Como identificar e denunciar
O trabalho em condições de escravidão moderna pode ser identificado por qualquer pessoa e tem as seguintes características:
• Trabalho forçado (indivíduo submetido a exploração, sem poder deixar o local por conta de dívidas ou ameaças);
• Jornada exaustiva (horas diárias ou dias por semana desgastantes, que põem em risco a saúde do trabalhador ou trabalhadora);
• Servidão por dívida (trabalho para pagar dívidas ilegais que "prendem" o trabalhador à atividade);
• Condições degradantes (elementos que indicam a precariedade do trabalho: alojamento insalubre, alimentação de baixa qualidade, maus-tratos, ausência de assistência médica, saneamento básico e água potável).
A denúncia de um caso de trabalho escravo pode ser realizada pelo Disque 100. A notificação do Ministério Público do Trabalho pode ser feita pelo MPT Pardal, aplicativo disponível nos sistemas Android e iOS. A Detrae, divisão do governo federal, recebe denúncias por meio deste link.
Números nacionais
Em 2022, durante 462 fiscalizações, 2.575 trabalhadores foram resgatados em condições análogas à de escravos, 32,9% mais que no ano anterior, quando as operações resgataram 1.937 pessoas.

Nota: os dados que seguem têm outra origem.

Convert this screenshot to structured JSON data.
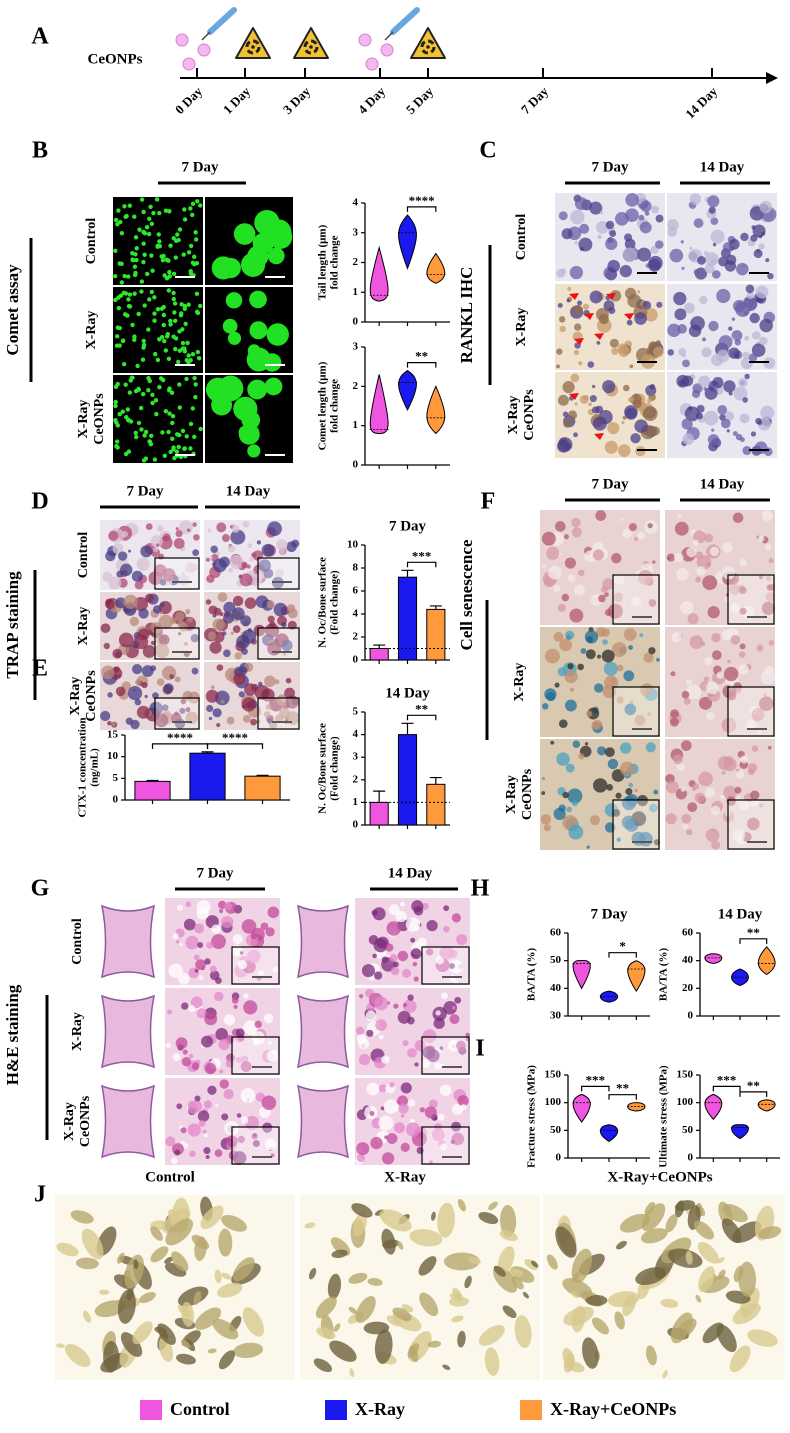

Os dados são do Ministério do Trabalho, e foram divulgados no dia 24 de janeiro.
Do total, 1.122 trabalhadores tiveram formalizado seu vínculo empregatício, com mais de R$ 2,8 milhões recolhidos de FGTS (Fundo de Garantia do Tempo de Serviço).
Minas Gerais foi o estado com mais trabalhadores resgatados (1.070) e mais ações fiscais (117) durante o ano.
Sete em cada dez ações fiscais foram realizadas em áreas rurais, onde ocorreram aproximadamente nove em cada dez resgates de trabalhadores.